でもある日、主治医の先生から「玲子ちゃんはおうちに帰りたくないと?」と聞かれ、「帰りたい」と応えると「そうしたら頑張ってご飯を食べようね。痛いのを乗り越えてご飯がちゃんと食べられるようになったらお家に帰れるようになるからね」と言われ、家に帰りたい一心で喉の痛みに耐えながら少しずつ食べるようになりました。
毎食時痛みに耐えながら、食後に出された食器を主治医の先生に見せ、「玲子ちゃん、今日もよく食べたね、えらいよ」とほめてもらえると嬉しくていつの間にかご褒美の苺のアイスクリームのことは忘れていました。そのうちあんなに痛かった咽喉の痛みもなくなり、私は無事九州歯科大を退院することができました。

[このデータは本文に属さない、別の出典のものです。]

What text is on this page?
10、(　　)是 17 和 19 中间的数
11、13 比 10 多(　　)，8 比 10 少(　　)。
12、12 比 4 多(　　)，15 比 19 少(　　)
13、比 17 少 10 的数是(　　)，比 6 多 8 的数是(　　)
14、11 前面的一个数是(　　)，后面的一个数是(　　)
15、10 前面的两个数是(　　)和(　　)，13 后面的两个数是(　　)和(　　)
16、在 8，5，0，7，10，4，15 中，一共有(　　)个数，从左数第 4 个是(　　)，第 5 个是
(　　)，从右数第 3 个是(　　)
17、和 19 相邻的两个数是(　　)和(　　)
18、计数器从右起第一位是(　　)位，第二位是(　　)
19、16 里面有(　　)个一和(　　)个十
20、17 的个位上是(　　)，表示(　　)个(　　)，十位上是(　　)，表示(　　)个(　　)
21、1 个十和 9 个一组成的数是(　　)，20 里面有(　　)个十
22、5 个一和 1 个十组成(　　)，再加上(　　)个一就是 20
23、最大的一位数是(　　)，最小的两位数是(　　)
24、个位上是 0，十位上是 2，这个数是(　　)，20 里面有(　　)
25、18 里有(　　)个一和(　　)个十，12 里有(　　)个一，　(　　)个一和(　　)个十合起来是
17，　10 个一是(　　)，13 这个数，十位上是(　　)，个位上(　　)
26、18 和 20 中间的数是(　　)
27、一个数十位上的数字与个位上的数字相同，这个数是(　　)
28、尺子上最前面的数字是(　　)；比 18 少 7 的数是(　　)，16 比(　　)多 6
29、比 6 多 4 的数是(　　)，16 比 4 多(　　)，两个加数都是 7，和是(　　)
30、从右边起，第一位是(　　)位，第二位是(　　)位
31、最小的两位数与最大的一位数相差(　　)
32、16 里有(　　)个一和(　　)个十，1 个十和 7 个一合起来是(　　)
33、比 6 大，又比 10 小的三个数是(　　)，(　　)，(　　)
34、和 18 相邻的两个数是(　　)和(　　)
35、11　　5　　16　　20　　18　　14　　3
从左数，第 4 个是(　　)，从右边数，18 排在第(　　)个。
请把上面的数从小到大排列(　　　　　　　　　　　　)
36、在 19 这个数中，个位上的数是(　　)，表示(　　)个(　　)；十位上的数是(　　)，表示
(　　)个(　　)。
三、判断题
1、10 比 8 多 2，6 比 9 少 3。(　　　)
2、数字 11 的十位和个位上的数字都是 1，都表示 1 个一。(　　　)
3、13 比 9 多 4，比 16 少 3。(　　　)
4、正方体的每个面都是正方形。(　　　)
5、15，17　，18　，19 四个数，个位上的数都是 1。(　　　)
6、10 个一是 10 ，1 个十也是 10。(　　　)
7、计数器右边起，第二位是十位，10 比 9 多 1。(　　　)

「お家に帰れる」、その気持ちでいっぱいになり両親と車の中ではしゃいでいたのですが、ふと気が付くと足立山が左手に見えているんです。私はすぐに「お家には帰れない」、ということを悟りました。そうです、まだ右手を上手に使えるようにするための訓練が残っていたのです。それが分かると、ご飯を食べられるようにならなければよかったと、涙がこぼれそうでした。

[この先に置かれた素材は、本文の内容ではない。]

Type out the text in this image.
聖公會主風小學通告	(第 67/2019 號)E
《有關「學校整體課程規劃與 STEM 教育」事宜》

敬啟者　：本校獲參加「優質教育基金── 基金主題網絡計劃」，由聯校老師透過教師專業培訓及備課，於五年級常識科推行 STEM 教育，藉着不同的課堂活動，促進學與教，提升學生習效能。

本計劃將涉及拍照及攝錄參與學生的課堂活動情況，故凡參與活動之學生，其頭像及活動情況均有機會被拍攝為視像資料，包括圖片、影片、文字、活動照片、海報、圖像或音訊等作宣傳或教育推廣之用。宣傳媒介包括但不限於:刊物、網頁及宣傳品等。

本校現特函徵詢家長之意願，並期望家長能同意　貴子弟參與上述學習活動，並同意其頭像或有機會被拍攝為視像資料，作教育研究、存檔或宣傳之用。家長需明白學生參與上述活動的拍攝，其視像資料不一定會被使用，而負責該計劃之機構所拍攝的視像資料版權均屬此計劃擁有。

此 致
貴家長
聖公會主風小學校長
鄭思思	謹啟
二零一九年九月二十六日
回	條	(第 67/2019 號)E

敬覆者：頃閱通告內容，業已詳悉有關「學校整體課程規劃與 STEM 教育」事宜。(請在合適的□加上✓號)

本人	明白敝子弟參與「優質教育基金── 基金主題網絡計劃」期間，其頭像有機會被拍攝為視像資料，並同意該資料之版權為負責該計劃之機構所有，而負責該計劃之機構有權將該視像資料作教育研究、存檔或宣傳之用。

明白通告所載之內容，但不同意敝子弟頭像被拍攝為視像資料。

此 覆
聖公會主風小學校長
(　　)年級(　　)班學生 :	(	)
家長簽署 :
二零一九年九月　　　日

でもその時はなんとか我慢をし、両親に「今からまた足立学園に戻るんよね。まだ右手が上手に使えてないもんね」というと、両親は小さく「うん」と応えてくれました。
足立学園に戻り、九州歯科大に持って行っていた荷物の整理をし、「じゃあ今度は面会日の時ね」と、両親は正面玄関に向かいました。私は見送りをせず、遠のいていく両親の足音を耳で追い、泣きそうなのを必死で我慢しました。以前、足立学園の保母先生から「お父さんお母さんが帰る時、玲子ちゃんが泣いて見送ると、お父さんもお母さんも会いに来れんくなるよ」と言われたからです。
でもやっぱりお家に帰りたかったです。その日の夜はどうしても我慢できず、ベッドの中で小さく泣いてしまいました。